GmbH-Geschäftsführerin: Finanzamt sieht nach Anhörung von Haftungsinanspruchnahme ab

Bevor das Finanzamt einen Haftungsbescheid erlässt, wird es den (potenziellen) Haftungsschuldner normalerweise anhören. Im Anhörungsschreiben legt das Finanzamt dar, dass ein bestimmter Haftungstatbestand erfüllt sei. Hierzu können dann Einwendungen vorgetragen werden.

Wenn man als Berater nach Prüfung erkennt, dass der Haftungstatbestand nicht vorliegt oder beispielsweise Festsetzungsverjährung eingetreten ist, bietet es sich an, das vorzutragen.

Beabsichtigte Haftungsinanspruchnahme als KG- bzw. GmbH-Geschäftsführerin

In einem aktuellen Fall erhielt meine Mandantin Ende 2022 ein Anhörungsschreiben des Finanzamtes, wonach beabsichtigt sei, sie als ehemalige Geschäftsführerin einer GmbH für die Steuerschulden einer GmbH & Co. KG, deren Komplementärin die GmbH war, in Haftung zu nehmen.

Bei den Steuerschulden handelte es sich um Umsatzsteuer 2013 und 2014 zzgl. Säumniszuschläge (insgesamt ca. 42.000,00 €). Dabei ging das Finanzamt von einem Haftungszeitraum vom 22.08.2019 bis 02.11.2022 aus.

Einwendung 1: Erlöschen der Vertretungsbefugnis

Nach Prüfung des Sachverhalts wurde festgestellt, dass die Vertretungsbefugnis schon vor Beginn des Haftungszeitraums erloschen war, denn meine Mandantin wurde bereits Ende 2018 als Geschäftsführerin abberufen. Das trug ich dem Finanzamt vor.

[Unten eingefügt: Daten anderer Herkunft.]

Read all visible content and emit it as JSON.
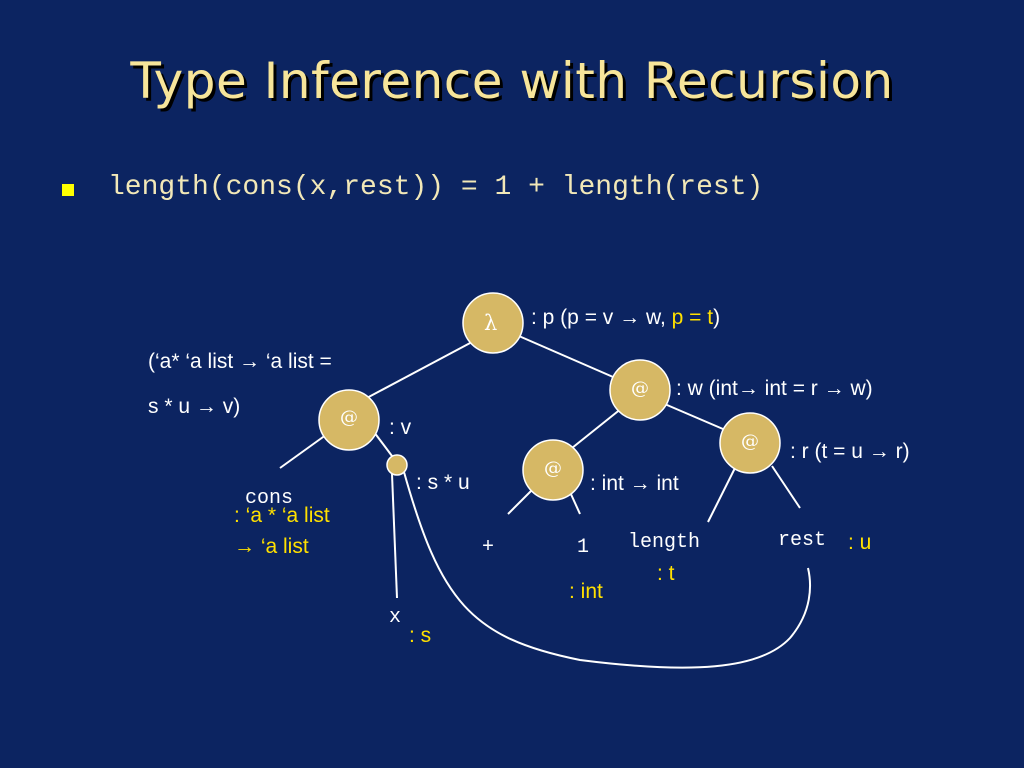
{
  "title": "Type Inference with Recursion",
  "bullet_code": "length(cons(x,rest)) = 1 + length(rest)",
  "nodes": {
    "lambda": "λ",
    "app": "@"
  },
  "leaves": {
    "cons": "cons",
    "x": "x",
    "plus": "+",
    "one": "1",
    "length": "length",
    "rest": "rest"
  },
  "annotations": {
    "root_p": ": p  (p = v → w, ",
    "root_p_eq": "p = t",
    "root_p_close": ")",
    "equation_line1": "(‘a* ‘a list → ‘a list =",
    "equation_line2": "s * u → v)",
    "w_label": ": w  (int→ int = r → w)",
    "v_label": ": v",
    "r_label": ": r  (t = u → r)",
    "su_label": ": s * u",
    "int_int_label": ": int → int",
    "cons_type_line1": ": ‘a * ‘a list",
    "cons_type_line2": "→ ‘a list",
    "one_type": ": int",
    "length_type": ": t",
    "rest_type": ": u",
    "x_type": ": s"
  },
  "colors": {
    "background": "#0c2461",
    "title": "#f7e59a",
    "node_fill": "#d6b865",
    "highlight": "#ffe000",
    "bullet": "#ffff00"
  }
}
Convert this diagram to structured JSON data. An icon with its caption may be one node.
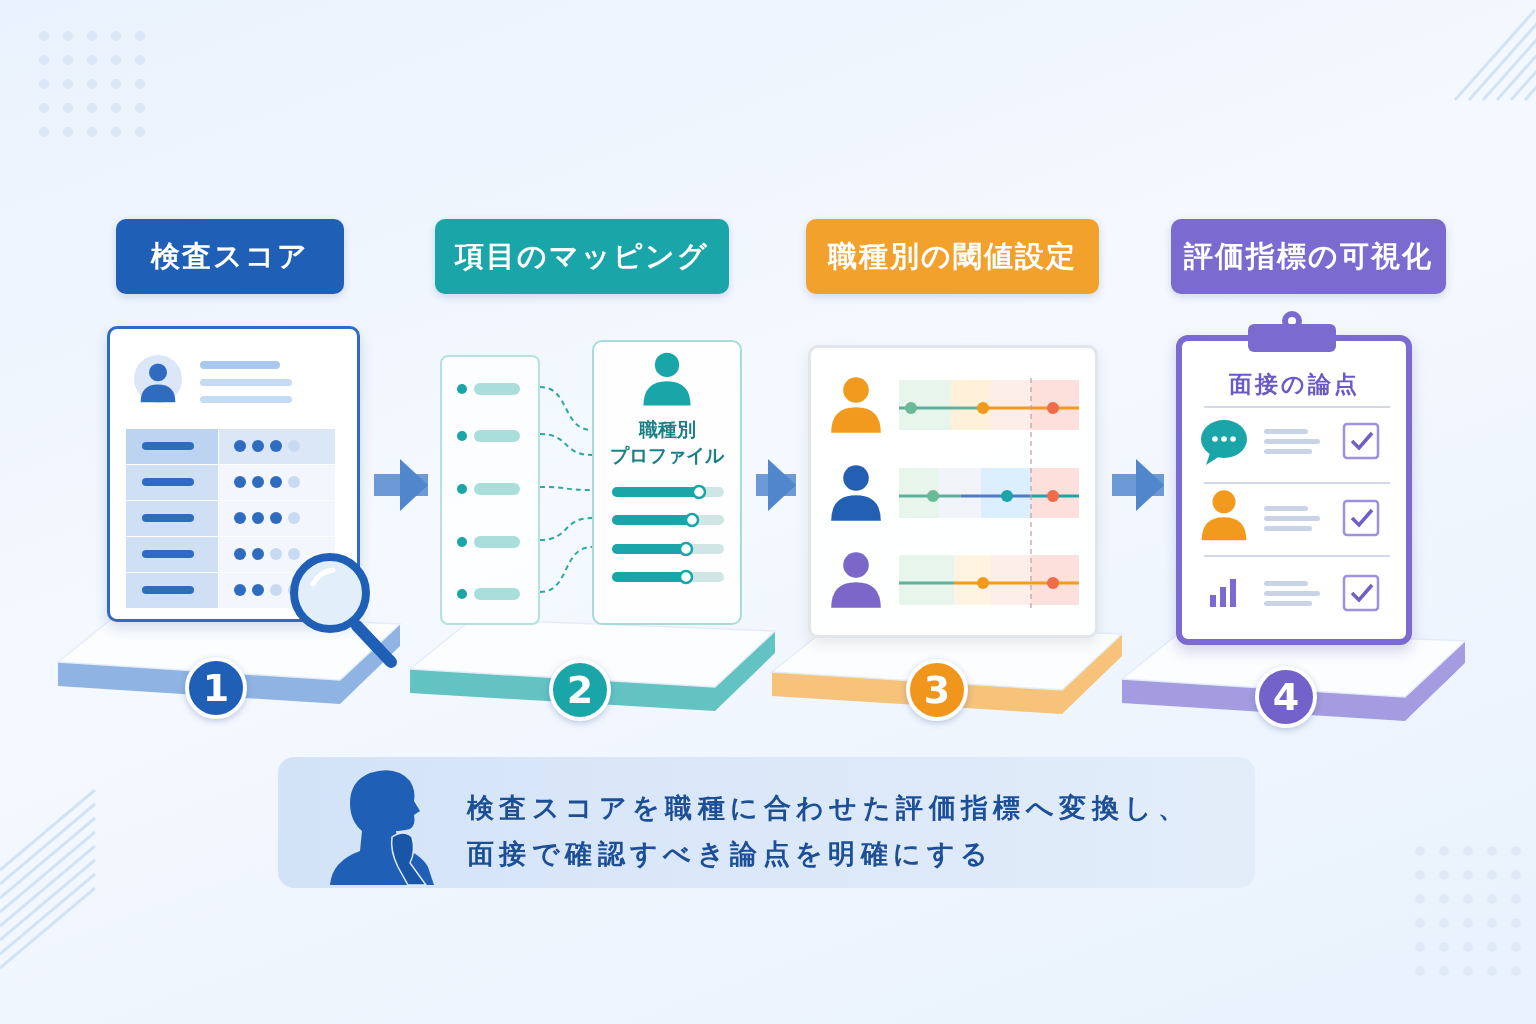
{
  "diagram": {
    "nodes": [
      {
        "text": [
          "検査スコア"
        ]
      },
      {
        "text": [
          "項目のマッピング"
        ]
      },
      {
        "text": [
          "職種別の閾値設定"
        ]
      },
      {
        "text": [
          "評価指標の可視化"
        ]
      },
      {
        "text": [],
        "shape": "picture"
      },
      {
        "text": [],
        "shape": "box"
      },
      {
        "text": [
          "職種別プロファイル"
        ]
      },
      {
        "text": [],
        "shape": "picture"
      },
      {
        "text": [
          "面接の論点"
        ]
      },
      {
        "text": [
          "検査スコアを職種に合わせた評価指標へ変換し、面接で確認すべき論点を明確にする"
        ]
      }
    ],
    "edges": [
      {
        "from": 4,
        "to": 5,
        "arrow": "to",
        "style": "thick"
      },
      {
        "from": 5,
        "to": 6,
        "arrow": "none",
        "style": "dashed",
        "color": "#2aa8a6"
      },
      {
        "from": 5,
        "to": 6,
        "arrow": "none",
        "style": "dashed",
        "color": "#2aa8a6"
      },
      {
        "from": 5,
        "to": 6,
        "arrow": "none",
        "style": "dashed",
        "color": "#2aa8a6"
      },
      {
        "from": 5,
        "to": 6,
        "arrow": "none",
        "style": "dashed",
        "color": "#2aa8a6"
      },
      {
        "from": 5,
        "to": 6,
        "arrow": "none",
        "style": "dashed",
        "color": "#2aa8a6"
      },
      {
        "from": 6,
        "to": 7,
        "arrow": "to",
        "style": "thick"
      },
      {
        "from": 7,
        "to": 8,
        "arrow": "to",
        "style": "thick"
      }
    ],
    "labels": [
      "1",
      "2",
      "3",
      "4"
    ]
  }
}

Daraufhin entschuldigte sich das Finanzamt – man sei von einem falschen Haftungszeitraum ausgegangen. „Der Beginn des Haftungszeitraums“ sei vielmehr „auf den 31.01.2015 zu datieren.“ An einer Haftungsinanspruchnahme hielt das Finanzamt fest.

Einwendung 2: Festsetzungsverjährung

Ich erwiderte gegenüber dem Finanzamt, wenn nunmehr auf (angebliche) Pflichtverletzungen in den Jahren 2014, 2015 oder 2016 abgestellt werde, dann sei jedenfalls Festsetzungsverjährung eingetreten (§ 191 Abs. 3 S. 2 und S. 4 i. V. m. § 171 Abs. 10 AO). Die zweijährige Umsetzungsfrist aus § 171 Abs. 10 AO sei schon abgelaufen. Ich bat daher nochmals um schriftliche Bestätigung, dass von einer Haftungsinanspruchnahme meiner Mandantin abgesehen werde.

Finanzamt lenkt ein – Haftungsbescheid verhindert

Dem kam das Finanzamt jetzt nach. Es teilte schriftlich mit, dass

„von einer Haftungsinanspruchnahme bzgl. der Steuerschulden der o. g. Gesellschaft … abgesehen“

wird.

Praxis-Tipp

Wermutstropfen: Leider muss das Finanzamt die Beraterkosten für das Haftungsprüfungsverfahren nicht erstatten. Die Beraterkosten sind aber grundsätzlich (nachträgliche) Werbungskosten bei den Einkünften als Geschäftsführerin. Maßgeblich ist das Abflussprinzip.